The front-runner, Nicos Anastasiades, the leader of a center-right party who presented himself as the most capable candidate to negotiate a bailout as Cyprus navigates a severe financial crisis, won the first round with just over 45 percent of the vote.

He will face Stavros Malas, who has advocated for a more assertive stance to win better terms for the loans Cyprus needs, next Sunday. Mr. Malas won 26.91 percent of the vote. An independent candidate, Giorgos Lallikas, was a close third with 24.93 percent, although he was eliminated from the race.

The change in leadership — President Dimitris Christofias said he would not seek re-election — comes at a crucial juncture for Cyprus. Other countries that use the euro are expected to decide next month on a financial lifeline for Cyprus, which is quickly running out of cash to pay its bills.

Cyprus got into trouble after its banks suffered huge losses in the restructuring of Greece’s debt. Cyprus, with a shrinking economy and jobless rate at almost 15 percent, has already reached a preliminary bailout agreement and has enacted a raft of spending cuts and tax increases.

But Cyprus’s request for help is meeting resistance from some quarters, especially Germany, which says that the country’s banks serves as money-laundering hubs for Russian oligarchs.
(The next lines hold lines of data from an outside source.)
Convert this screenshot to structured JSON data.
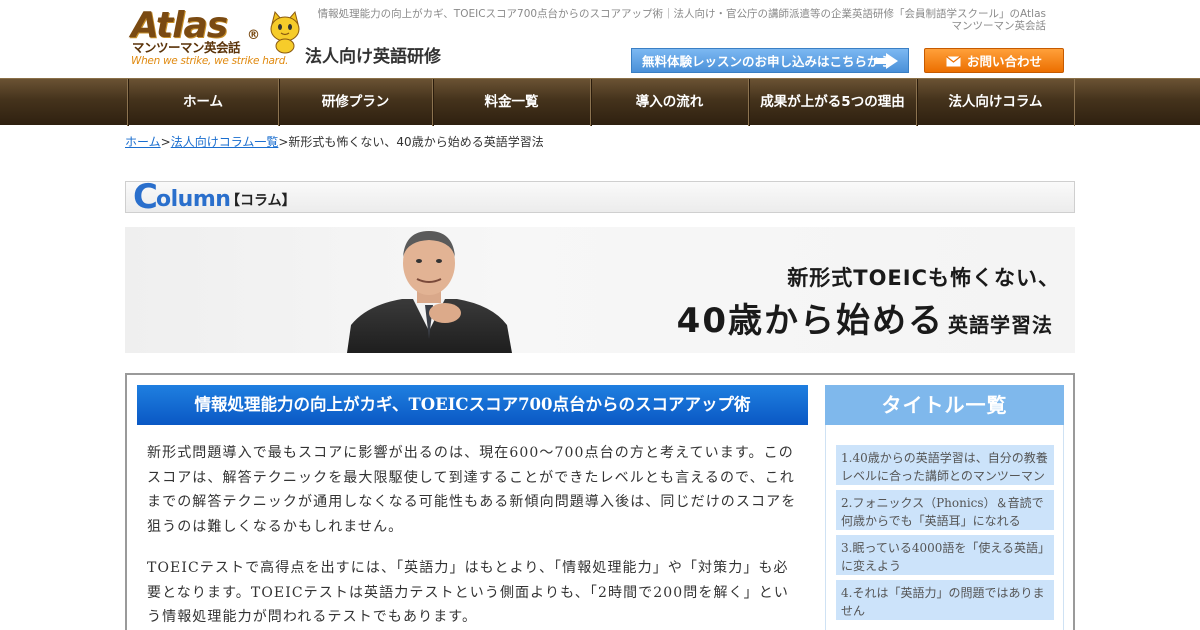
{
  "header": {
    "logo_text": "Atlas",
    "logo_reg": "®",
    "logo_sub": "マンツーマン英会話",
    "logo_tagline": "When we strike, we strike hard.",
    "subtitle": "法人向け英語研修",
    "description": "情報処理能力の向上がカギ、TOEICスコア700点台からのスコアアップ術｜法人向け・官公庁の講師派遣等の企業英語研修「会員制語学スクール」のAtlasマンツーマン英会話",
    "trial_button": "無料体験レッスンのお申し込みはこちらから",
    "contact_button": "お問い合わせ"
  },
  "nav": {
    "items": [
      {
        "label": "ホーム"
      },
      {
        "label": "研修プラン"
      },
      {
        "label": "料金一覧"
      },
      {
        "label": "導入の流れ"
      },
      {
        "label": "成果が上がる5つの理由"
      },
      {
        "label": "法人向けコラム"
      }
    ]
  },
  "breadcrumb": {
    "home": "ホーム",
    "sep1": ">",
    "column_list": "法人向けコラム一覧",
    "sep2": ">",
    "current": "新形式も怖くない、40歳から始める英語学習法"
  },
  "column_header": {
    "big_letter": "C",
    "rest": "olumn",
    "jp": "【コラム】"
  },
  "banner": {
    "line1": "新形式TOEICも怖くない、",
    "line2_big": "40歳から始める",
    "line2_small": "英語学習法"
  },
  "article": {
    "title": "情報処理能力の向上がカギ、TOEICスコア700点台からのスコアアップ術",
    "paragraph1": "新形式問題導入で最もスコアに影響が出るのは、現在600～700点台の方と考えています。このスコアは、解答テクニックを最大限駆使して到達することができたレベルとも言えるので、これまでの解答テクニックが通用しなくなる可能性もある新傾向問題導入後は、同じだけのスコアを狙うのは難しくなるかもしれません。",
    "paragraph2": "TOEICテストで高得点を出すには、「英語力」はもとより、「情報処理能力」や「対策力」も必要となります。TOEICテストは英語力テストという側面よりも、「2時間で200問を解く」という情報処理能力が問われるテストでもあります。"
  },
  "sidebar": {
    "title": "タイトル一覧",
    "items": [
      {
        "label": "1.40歳からの英語学習は、自分の教養レベルに合った講師とのマンツーマン"
      },
      {
        "label": "2.フォニックス（Phonics）＆音読で何歳からでも「英語耳」になれる"
      },
      {
        "label": "3.眠っている4000語を「使える英語」に変えよう"
      },
      {
        "label": "4.それは「英語力」の問題ではありません"
      }
    ]
  },
  "colors": {
    "brand_brown": "#45331c",
    "accent_blue": "#0a58c4",
    "sidebar_blue": "#7fb8ec",
    "orange": "#ec6f00"
  }
}
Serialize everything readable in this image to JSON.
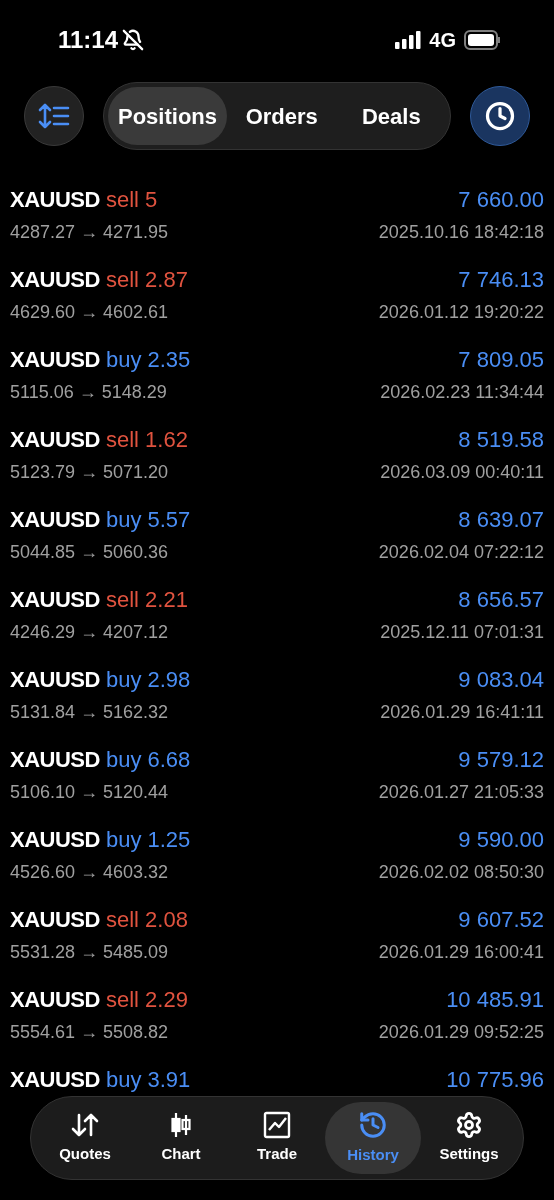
{
  "status_bar": {
    "time": "11:14",
    "network": "4G"
  },
  "segments": [
    {
      "label": "Positions",
      "selected": true
    },
    {
      "label": "Orders",
      "selected": false
    },
    {
      "label": "Deals",
      "selected": false
    }
  ],
  "deals": [
    {
      "symbol": "XAUUSD",
      "side": "sell",
      "volume": "5",
      "prices": "4287.27 → 4271.95",
      "profit": "7 660.00",
      "time": "2025.10.16 18:42:18"
    },
    {
      "symbol": "XAUUSD",
      "side": "sell",
      "volume": "2.87",
      "prices": "4629.60 → 4602.61",
      "profit": "7 746.13",
      "time": "2026.01.12 19:20:22"
    },
    {
      "symbol": "XAUUSD",
      "side": "buy",
      "volume": "2.35",
      "prices": "5115.06 → 5148.29",
      "profit": "7 809.05",
      "time": "2026.02.23 11:34:44"
    },
    {
      "symbol": "XAUUSD",
      "side": "sell",
      "volume": "1.62",
      "prices": "5123.79 → 5071.20",
      "profit": "8 519.58",
      "time": "2026.03.09 00:40:11"
    },
    {
      "symbol": "XAUUSD",
      "side": "buy",
      "volume": "5.57",
      "prices": "5044.85 → 5060.36",
      "profit": "8 639.07",
      "time": "2026.02.04 07:22:12"
    },
    {
      "symbol": "XAUUSD",
      "side": "sell",
      "volume": "2.21",
      "prices": "4246.29 → 4207.12",
      "profit": "8 656.57",
      "time": "2025.12.11 07:01:31"
    },
    {
      "symbol": "XAUUSD",
      "side": "buy",
      "volume": "2.98",
      "prices": "5131.84 → 5162.32",
      "profit": "9 083.04",
      "time": "2026.01.29 16:41:11"
    },
    {
      "symbol": "XAUUSD",
      "side": "buy",
      "volume": "6.68",
      "prices": "5106.10 → 5120.44",
      "profit": "9 579.12",
      "time": "2026.01.27 21:05:33"
    },
    {
      "symbol": "XAUUSD",
      "side": "buy",
      "volume": "1.25",
      "prices": "4526.60 → 4603.32",
      "profit": "9 590.00",
      "time": "2026.02.02 08:50:30"
    },
    {
      "symbol": "XAUUSD",
      "side": "sell",
      "volume": "2.08",
      "prices": "5531.28 → 5485.09",
      "profit": "9 607.52",
      "time": "2026.01.29 16:00:41"
    },
    {
      "symbol": "XAUUSD",
      "side": "sell",
      "volume": "2.29",
      "prices": "5554.61 → 5508.82",
      "profit": "10 485.91",
      "time": "2026.01.29 09:52:25"
    },
    {
      "symbol": "XAUUSD",
      "side": "buy",
      "volume": "3.91",
      "profit": "10 775.96"
    }
  ],
  "tab_bar": [
    {
      "kind": "quotes",
      "label": "Quotes",
      "selected": false
    },
    {
      "kind": "chart",
      "label": "Chart",
      "selected": false
    },
    {
      "kind": "trade",
      "label": "Trade",
      "selected": false
    },
    {
      "kind": "history",
      "label": "History",
      "selected": true
    },
    {
      "kind": "settings",
      "label": "Settings",
      "selected": false
    }
  ]
}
Cyprus is also said to be too small to matter since it contributes about 0.15 percent to the economy among the countries that use the euro.

The size of the bailout, estimated to be up to $22.65 billion, is tiny compared with the hundreds of billions provided as loans to other troubled European countries like Greece, Ireland and Portugal. But it is equivalent to the entire economic output of Cyprus, putting into question whether the country would ever be able to pay it back.

“Cyprus needs an adjustment program, a comprehensive one,” Joerg Asmussen, a member of the European Central Bank’s executive board, told Germany’s ARD television on Sunday.